“Live Free or Die” is the motto on every New Hampshire license plate. You can easily read it on the car in front of you if you happen to be at a McDonald’s drive-through waiting for your Angus Deluxe, with its 750 calories and 1,700 milligrams of sodium. Not that you would order it every day, but you could—just as you can in any other state in America.
Unlike the other non-right-to-work states that make up most of America, New Hampshire is making moves that will make it freer. Its legislature is prepared to pass right-to-work legislation this week, loosening the grip public-sector union leaders have over New Hampshire’s public-sector workers who love their freedom. It’s going to be quite a spring in New Hampshire.
Shifting gears, spring and freedom are the reason skiers come to New Hampshire to ski Tuckerman’s Ravine, for free.
In North Conway, New Hampshire, the snow has melted. But even this late in the season you can still get some paid ski-lift-accessed runs at Wildcat Mountain, located in Pinkham Notch within New Hampshire’s White Mountains. And for many skiers, the action is across the street at Mount Washington, “Home of the World’s Worst Weather.”
httpv://www.youtube.com/watch?v=WLMPNj1HK_c For the adventurous, spring marks the beginning of the ski season at Tuckerman’s Ravine. It’s a skier’s rite of passage, attracting thousands on any given weekend to test their skills on the glacial cirque or headwall sloping as steep as 40 to 55 degrees, or simply to sit on the “lunch rocks” to take in the spectacular views and excitement. It’s their choice.

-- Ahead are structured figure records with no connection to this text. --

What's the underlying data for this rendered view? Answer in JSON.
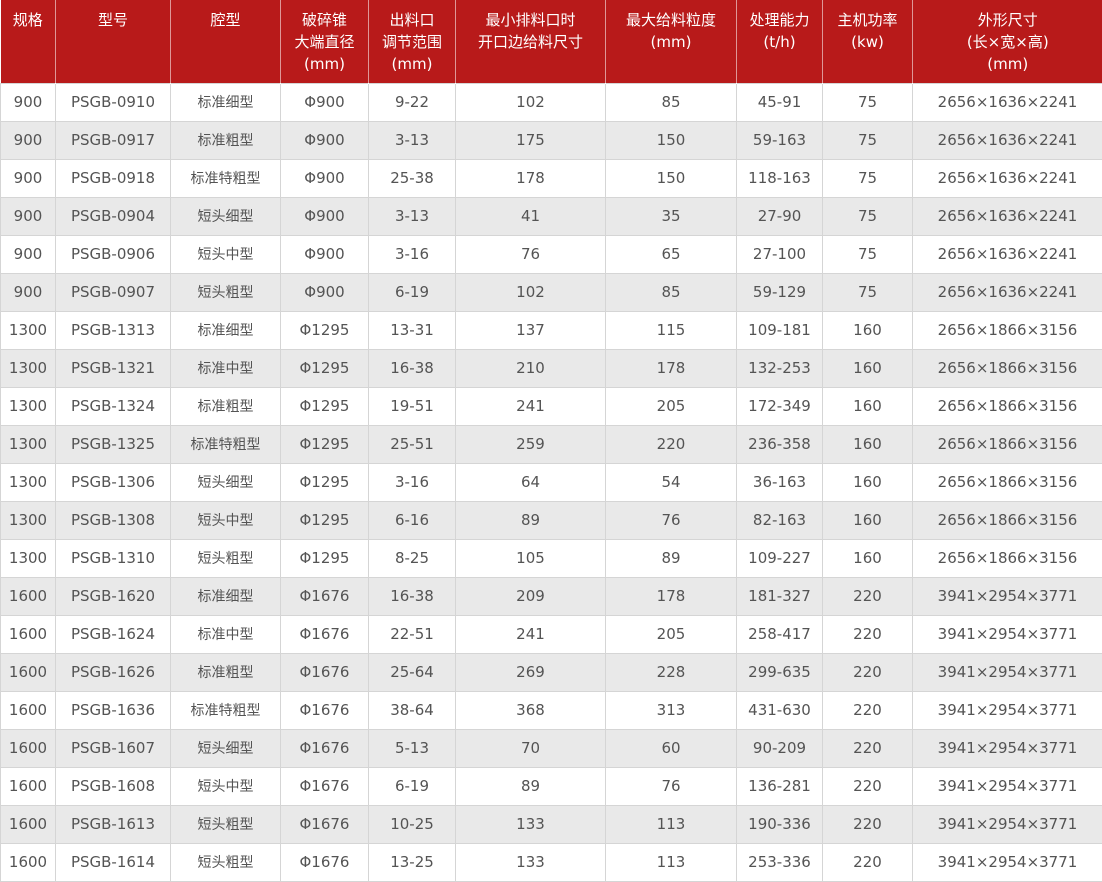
{
  "theme": {
    "header_bg": "#b81a1a",
    "header_text": "#ffffff",
    "row_bg": "#ffffff",
    "row_alt_bg": "#e9e9e9",
    "border_color": "#d5d5d5",
    "cell_text": "#545454"
  },
  "chart_data": {
    "type": "table",
    "columns": [
      {
        "key": "spec",
        "label": "规格",
        "lines": [
          "规格"
        ]
      },
      {
        "key": "model",
        "label": "型号",
        "lines": [
          "型号"
        ]
      },
      {
        "key": "cavity-type",
        "label": "腔型",
        "lines": [
          "腔型"
        ]
      },
      {
        "key": "cone-diameter",
        "label": "破碎锥大端直径(mm)",
        "lines": [
          "破碎锥",
          "大端直径",
          "(mm)"
        ]
      },
      {
        "key": "discharge-range",
        "label": "出料口调节范围(mm)",
        "lines": [
          "出料口",
          "调节范围",
          "(mm)"
        ]
      },
      {
        "key": "min-discharge-feed-size",
        "label": "最小排料口时开口边给料尺寸",
        "lines": [
          "最小排料口时",
          "开口边给料尺寸"
        ]
      },
      {
        "key": "max-feed-size",
        "label": "最大给料粒度(mm)",
        "lines": [
          "最大给料粒度",
          "(mm)"
        ]
      },
      {
        "key": "capacity",
        "label": "处理能力(t/h)",
        "lines": [
          "处理能力",
          "(t/h)"
        ]
      },
      {
        "key": "motor-power",
        "label": "主机功率(kw)",
        "lines": [
          "主机功率",
          "(kw)"
        ]
      },
      {
        "key": "dimensions",
        "label": "外形尺寸(长×宽×高)(mm)",
        "lines": [
          "外形尺寸",
          "(长×宽×高)",
          "(mm)"
        ]
      }
    ],
    "rows": [
      [
        "900",
        "PSGB-0910",
        "标准细型",
        "Φ900",
        "9-22",
        "102",
        "85",
        "45-91",
        "75",
        "2656×1636×2241"
      ],
      [
        "900",
        "PSGB-0917",
        "标准粗型",
        "Φ900",
        "3-13",
        "175",
        "150",
        "59-163",
        "75",
        "2656×1636×2241"
      ],
      [
        "900",
        "PSGB-0918",
        "标准特粗型",
        "Φ900",
        "25-38",
        "178",
        "150",
        "118-163",
        "75",
        "2656×1636×2241"
      ],
      [
        "900",
        "PSGB-0904",
        "短头细型",
        "Φ900",
        "3-13",
        "41",
        "35",
        "27-90",
        "75",
        "2656×1636×2241"
      ],
      [
        "900",
        "PSGB-0906",
        "短头中型",
        "Φ900",
        "3-16",
        "76",
        "65",
        "27-100",
        "75",
        "2656×1636×2241"
      ],
      [
        "900",
        "PSGB-0907",
        "短头粗型",
        "Φ900",
        "6-19",
        "102",
        "85",
        "59-129",
        "75",
        "2656×1636×2241"
      ],
      [
        "1300",
        "PSGB-1313",
        "标准细型",
        "Φ1295",
        "13-31",
        "137",
        "115",
        "109-181",
        "160",
        "2656×1866×3156"
      ],
      [
        "1300",
        "PSGB-1321",
        "标准中型",
        "Φ1295",
        "16-38",
        "210",
        "178",
        "132-253",
        "160",
        "2656×1866×3156"
      ],
      [
        "1300",
        "PSGB-1324",
        "标准粗型",
        "Φ1295",
        "19-51",
        "241",
        "205",
        "172-349",
        "160",
        "2656×1866×3156"
      ],
      [
        "1300",
        "PSGB-1325",
        "标准特粗型",
        "Φ1295",
        "25-51",
        "259",
        "220",
        "236-358",
        "160",
        "2656×1866×3156"
      ],
      [
        "1300",
        "PSGB-1306",
        "短头细型",
        "Φ1295",
        "3-16",
        "64",
        "54",
        "36-163",
        "160",
        "2656×1866×3156"
      ],
      [
        "1300",
        "PSGB-1308",
        "短头中型",
        "Φ1295",
        "6-16",
        "89",
        "76",
        "82-163",
        "160",
        "2656×1866×3156"
      ],
      [
        "1300",
        "PSGB-1310",
        "短头粗型",
        "Φ1295",
        "8-25",
        "105",
        "89",
        "109-227",
        "160",
        "2656×1866×3156"
      ],
      [
        "1600",
        "PSGB-1620",
        "标准细型",
        "Φ1676",
        "16-38",
        "209",
        "178",
        "181-327",
        "220",
        "3941×2954×3771"
      ],
      [
        "1600",
        "PSGB-1624",
        "标准中型",
        "Φ1676",
        "22-51",
        "241",
        "205",
        "258-417",
        "220",
        "3941×2954×3771"
      ],
      [
        "1600",
        "PSGB-1626",
        "标准粗型",
        "Φ1676",
        "25-64",
        "269",
        "228",
        "299-635",
        "220",
        "3941×2954×3771"
      ],
      [
        "1600",
        "PSGB-1636",
        "标准特粗型",
        "Φ1676",
        "38-64",
        "368",
        "313",
        "431-630",
        "220",
        "3941×2954×3771"
      ],
      [
        "1600",
        "PSGB-1607",
        "短头细型",
        "Φ1676",
        "5-13",
        "70",
        "60",
        "90-209",
        "220",
        "3941×2954×3771"
      ],
      [
        "1600",
        "PSGB-1608",
        "短头中型",
        "Φ1676",
        "6-19",
        "89",
        "76",
        "136-281",
        "220",
        "3941×2954×3771"
      ],
      [
        "1600",
        "PSGB-1613",
        "短头粗型",
        "Φ1676",
        "10-25",
        "133",
        "113",
        "190-336",
        "220",
        "3941×2954×3771"
      ],
      [
        "1600",
        "PSGB-1614",
        "短头粗型",
        "Φ1676",
        "13-25",
        "133",
        "113",
        "253-336",
        "220",
        "3941×2954×3771"
      ]
    ]
  }
}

U.S. Forest Service rangers provide daily avalanche risk updates by 8:30 a.m. “People will ask, ‘Is the headwall open today?’ The headwall’s always open, regardless of whether we think it’s a good idea for someone to ski it,” ranger Justin Preisendorfer told the Concord Monitor. “We’re not in the business of controlling people or controlling the natural environment.”
Control is what public-sector union leaders have over public-sector workers in New Hampshire. Public-sector workers in New Hampshire currently pay dues to the public-sector union as part of the collective bargaining agreement. The new right-to-work legislation will give public-sector workers who are not part of the union a choice whether or not to have dues deducted from their paycheck.
If you can choose to order an Angus Deluxe or to ski Tuckerman’s Ravine in “Live Free or Die” New Hampshire, you should have control over how a union spends your money. Ending the automatic deduction from public-sector unions is where it all starts.